ちょっと一息

ハッピーキャリアの作り方 Vol.7

メタファーを使えば、課題の解決策がよく見える

[2008/11/26]

 キャリアの将来イメージや方向性を思い描いた時、現実とのギャップに悩まされることはありませんか?
 「あんな風になりたいんだけど、今のままじゃあ・・・」
 理想的な自分に近づくためには、自分を取り巻く環境を分析した上で、課題を抽出し、乗り越えていくことが望まれます。でも、忙しい日常生活を送っていく中で、そうしたことをじっくりと考える時間はないかもしれませんね。課題はすぐに見つかると思いますが、それを整理したり解決したりすることは、なかなか難しいことですし・・・。
 そんな時、メタファーを使ってみると、解決策が見えてくることがあります。
 メタファーとは「比喩」という意味で、キャリアカウンセリングのワークにも応用されています。今月はそのうちのひとつ、「自分の現況を整理し、課題解決の糸口を見つける」メタファー・ワークをご紹介します。私も実際にやってみましたが、非常に面白く、思いもよらなかった解決案に感動しました。仲のいい友人や職場の同僚と一緒にやってみると、お互いの意外な一面も見えますよ。


−「今の状況の中にいる“私”」を例えてみる−
 物事があいまいで混乱している状態の時、メタファー(比喩)を使うと「状況を整理することができる」と言われます。
 私が取り組んだメタファー・ワークは、「今の状況の中にいる“私”を例えると」というテーマです。A4判の白い紙に、自分の現状や課題を自由に表現するのです。言葉でも絵でも構いませんが、絵の方がわかりやすいと思います。

 私が描いたのは、次の絵です。
 右上で立ち止まっている人が私。これまで何も考えずに道を歩いてきたのだけれど、分かれ道にぶつかって迷っている状態です。(「穴の中にいる自分」「草原で座っている自分」「ビーカーの中にいる自分」などを描く人もいます)

 ワークではペアになって、自分の状況をパートナーに説明します。私は次のように説明しました。

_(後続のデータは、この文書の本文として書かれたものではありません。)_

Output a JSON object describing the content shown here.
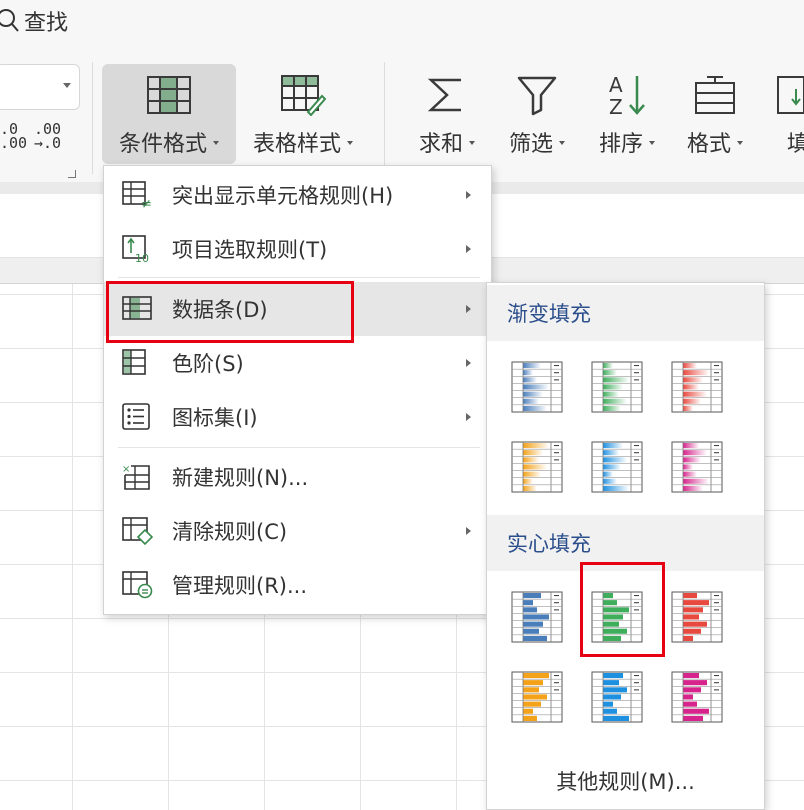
{
  "toolbar": {
    "search_label": "查找",
    "decimal_increase": [
      ".0",
      ".00"
    ],
    "decimal_decrease": [
      ".00",
      "→.0"
    ],
    "tools": [
      {
        "id": "conditional-format",
        "label": "条件格式",
        "icon": "conditional-format-icon"
      },
      {
        "id": "table-style",
        "label": "表格样式",
        "icon": "table-style-icon"
      },
      {
        "id": "sum",
        "label": "求和",
        "icon": "sigma-icon"
      },
      {
        "id": "filter",
        "label": "筛选",
        "icon": "filter-icon"
      },
      {
        "id": "sort",
        "label": "排序",
        "icon": "sort-az-icon"
      },
      {
        "id": "format",
        "label": "格式",
        "icon": "format-icon"
      },
      {
        "id": "fill",
        "label": "填充",
        "icon": "fill-icon"
      }
    ]
  },
  "menu": {
    "items": [
      {
        "label": "突出显示单元格规则(H)",
        "icon": "highlight-rules-icon",
        "has_submenu": true
      },
      {
        "label": "项目选取规则(T)",
        "icon": "top-bottom-rules-icon",
        "has_submenu": true
      },
      {
        "label": "数据条(D)",
        "icon": "data-bars-icon",
        "has_submenu": true,
        "highlighted": true
      },
      {
        "label": "色阶(S)",
        "icon": "color-scales-icon",
        "has_submenu": true
      },
      {
        "label": "图标集(I)",
        "icon": "icon-sets-icon",
        "has_submenu": true
      },
      {
        "label": "新建规则(N)...",
        "icon": "new-rule-icon",
        "has_submenu": false
      },
      {
        "label": "清除规则(C)",
        "icon": "clear-rules-icon",
        "has_submenu": true
      },
      {
        "label": "管理规则(R)...",
        "icon": "manage-rules-icon",
        "has_submenu": false
      }
    ]
  },
  "submenu": {
    "gradient_fill_label": "渐变填充",
    "solid_fill_label": "实心填充",
    "more_rules_label": "其他规则(M)...",
    "gradient_swatches": [
      {
        "name": "blue",
        "color": "#4a7ebb"
      },
      {
        "name": "green",
        "color": "#3fae5c"
      },
      {
        "name": "red",
        "color": "#e8493f"
      },
      {
        "name": "orange",
        "color": "#f3a21a"
      },
      {
        "name": "light-blue",
        "color": "#1e90e0"
      },
      {
        "name": "purple",
        "color": "#d6248c"
      }
    ],
    "solid_swatches": [
      {
        "name": "blue",
        "color": "#4a7ebb"
      },
      {
        "name": "green",
        "color": "#3fae5c",
        "selected": true
      },
      {
        "name": "red",
        "color": "#e8493f"
      },
      {
        "name": "orange",
        "color": "#f3a21a"
      },
      {
        "name": "light-blue",
        "color": "#1e90e0"
      },
      {
        "name": "purple",
        "color": "#d6248c"
      }
    ]
  },
  "theme": {
    "accent_red": "#e60012",
    "header_text": "#2b4e8c",
    "icon_green": "#3a8a4f"
  }
}
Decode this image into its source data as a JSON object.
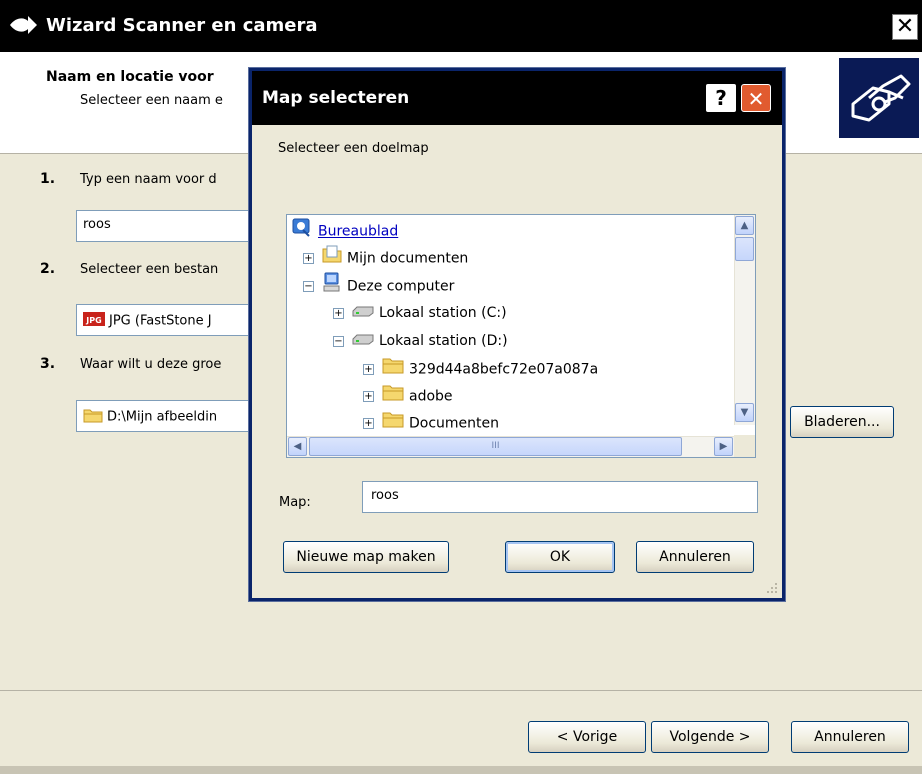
{
  "wizard": {
    "title": "Wizard Scanner en camera",
    "close_glyph": "✕",
    "header_title": "Naam en locatie voor",
    "header_subtitle": "Selecteer een naam e",
    "steps": [
      {
        "num": "1.",
        "text": "Typ een naam voor d"
      },
      {
        "num": "2.",
        "text": "Selecteer een bestan"
      },
      {
        "num": "3.",
        "text": "Waar wilt u deze groe"
      }
    ],
    "name_value": "roos",
    "format_value": "JPG (FastStone J",
    "format_icon_text": "JPG",
    "location_value": "D:\\Mijn afbeeldin",
    "browse_button": "Bladeren...",
    "back_button": "< Vorige",
    "next_button": "Volgende >",
    "cancel_button": "Annuleren"
  },
  "dialog": {
    "title": "Map selecteren",
    "help_glyph": "?",
    "close_glyph": "✕",
    "prompt": "Selecteer een doelmap",
    "tree": [
      {
        "label": "Bureaublad",
        "icon": "desktop-icon",
        "expander": "",
        "level": 0,
        "link": true
      },
      {
        "label": "Mijn documenten",
        "icon": "my-documents-icon",
        "expander": "+",
        "level": 1
      },
      {
        "label": "Deze computer",
        "icon": "computer-icon",
        "expander": "−",
        "level": 1
      },
      {
        "label": "Lokaal station (C:)",
        "icon": "drive-icon",
        "expander": "+",
        "level": 2
      },
      {
        "label": "Lokaal station (D:)",
        "icon": "drive-icon",
        "expander": "−",
        "level": 2
      },
      {
        "label": "329d44a8befc72e07a087a",
        "icon": "folder-icon",
        "expander": "+",
        "level": 3
      },
      {
        "label": "adobe",
        "icon": "folder-icon",
        "expander": "+",
        "level": 3
      },
      {
        "label": "Documenten",
        "icon": "folder-icon",
        "expander": "+",
        "level": 3
      }
    ],
    "hscroll_grip": "III",
    "map_label": "Map:",
    "map_value": "roos",
    "new_folder_button": "Nieuwe map maken",
    "ok_button": "OK",
    "cancel_button": "Annuleren"
  }
}
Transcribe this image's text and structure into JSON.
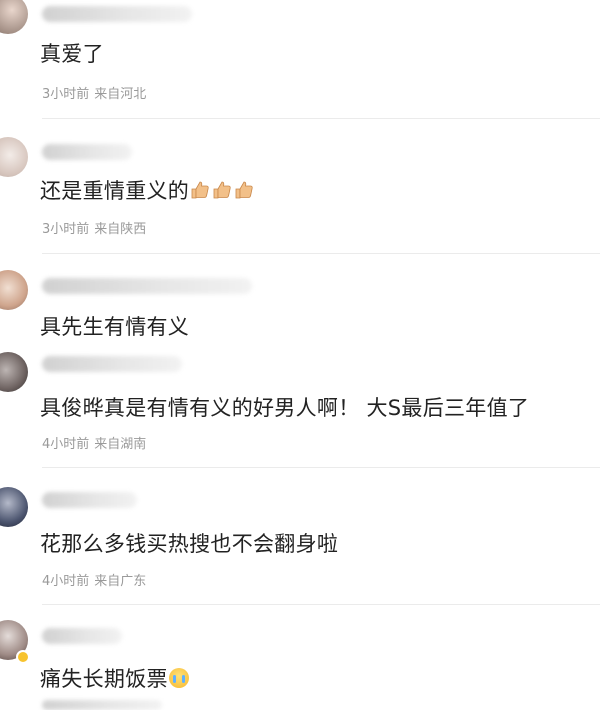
{
  "comments": [
    {
      "text": "真爱了",
      "time": "3小时前",
      "location": "来自河北"
    },
    {
      "text": "还是重情重义的",
      "emoji": "thumbs-up-emoji",
      "emoji_count": 3,
      "time": "3小时前",
      "location": "来自陕西"
    },
    {
      "text": "具先生有情有义"
    },
    {
      "text": "具俊晔真是有情有义的好男人啊！ 大S最后三年值了",
      "time": "4小时前",
      "location": "来自湖南"
    },
    {
      "text": "花那么多钱买热搜也不会翻身啦",
      "time": "4小时前",
      "location": "来自广东"
    },
    {
      "text": "痛失长期饭票",
      "emoji": "crying-emoji"
    }
  ],
  "colors": {
    "text": "#222222",
    "meta": "#9a9a9a",
    "divider": "#ebebeb",
    "verified_badge": "#f7c32e"
  }
}
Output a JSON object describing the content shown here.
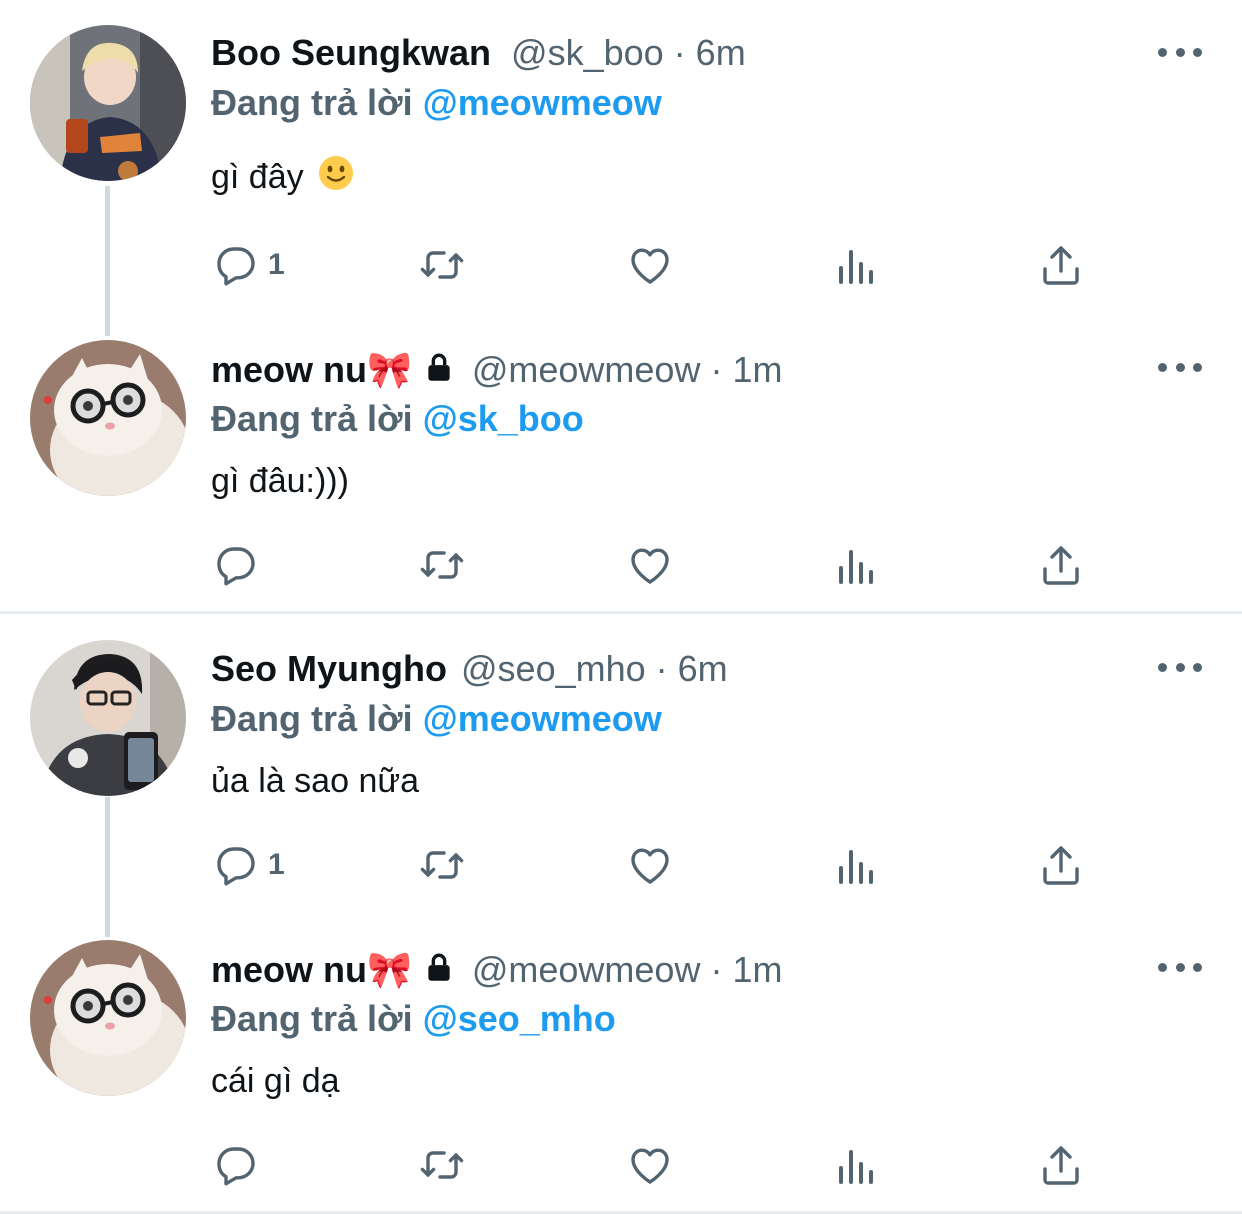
{
  "tweets": [
    {
      "name": "Boo Seungkwan",
      "handle": "@sk_boo",
      "time": "6m",
      "replying_prefix": "Đang trả lời",
      "replying_to": "@meowmeow",
      "text": "gì đây",
      "emoji": "slightly-smiling-face",
      "reply_count": "1",
      "avatar": "person-avatar-blonde"
    },
    {
      "name": "meow nu🎀",
      "handle": "@meowmeow",
      "time": "1m",
      "replying_prefix": "Đang trả lời",
      "replying_to": "@sk_boo",
      "text": "gì đâu:)))",
      "reply_count": "",
      "avatar": "cat-with-glasses-avatar",
      "locked": true
    },
    {
      "name": "Seo Myungho",
      "handle": "@seo_mho",
      "time": "6m",
      "replying_prefix": "Đang trả lời",
      "replying_to": "@meowmeow",
      "text": "ủa là sao nữa",
      "reply_count": "1",
      "avatar": "person-avatar-dark-hair"
    },
    {
      "name": "meow nu🎀",
      "handle": "@meowmeow",
      "time": "1m",
      "replying_prefix": "Đang trả lời",
      "replying_to": "@seo_mho",
      "text": "cái gì dạ",
      "reply_count": "",
      "avatar": "cat-with-glasses-avatar",
      "locked": true
    }
  ],
  "colors": {
    "accent": "#1d9bf0",
    "secondary_text": "#536471",
    "primary_text": "#0f1419",
    "thread_line": "#cfd9de"
  }
}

 「私が行きたいのは、左上の木に止まっている鳥のところです。この鳥は、私がめざすキャリアの理想像。明るい陽射しの中、優雅で快適な楽園に暮らしています。
 でも、分かれ道にぶつかっている私は、そこへ行く道がわかりません。それに、どの道を選んでも、デコボコしていたり、水たまりがあったり、落とし穴があったり、猛獣がいたりして、進むのが怖い気持ちです。
 一方で、今の場所は安全。ここにいれば怖い目には遭わないので、あえて進む必要はないのかもしれません。ただ、独りなのでちょっと寂しがっています。できれば、誰か一緒に歩いてくれる人と、鳥のところへ行ってみたい。
 現在の私は、そんな状況です」

 次に、「今の状況をよりよくするためには、どのような工夫ができるか」について考えます。

 「う〜ん、蝶に道を聞くか、一緒に歩いてくれる人を待っているか・・・。どれかの道を少し歩いてみて、様子をうかがってみるのもいいかと思います」

 私が思いついた工夫はこのくらいです。


−目からウロコが落ちた解決策−
 でも、一人で考えるより、ほかの人と一緒に考える方がアイディアは生まれやすくなります。私も2人で話し合ったら、いろんな工夫を思いつきました。話し合いのコツは、メタファー(この場合は絵)を現実に置き換えないで、メタファーの世界だけで考えることです。
 私が描いた絵について、ペアでの話し合いによって生まれた工夫は、次のようになります。

・地図を買いに行く。
・自転車に乗って探検してみる。
・猛獣と戦える武器を手に入れる。
・猛獣が実はやさしいかもしれないので、蝶に聞いてみる。
・「独りで歩く方が強い人になる」と考える。
・鳥のいる場所が本当に楽園か、蝶に聞いてみる。
・鳥に声をかけ、飛んできてもらって話を聞く。
・無理に進まず、道がわかるまで当分じっとしている。

 地図を買いに行くとか、武器を手に入れるとか、最初は考えもつきませんでした。その工夫をパートナーから聞いた時、私は目からウロコが落ちたような気分になりました。そして、この工夫を現状に置き換えた時、なんだか私の課題解決法が見えてきたような気がしました
 みなさんも、ぜひメタファー・ワークに取り組んでみてはいかがでしょうか? 友人と気軽にやってみると、意外に盛り上がりますよ。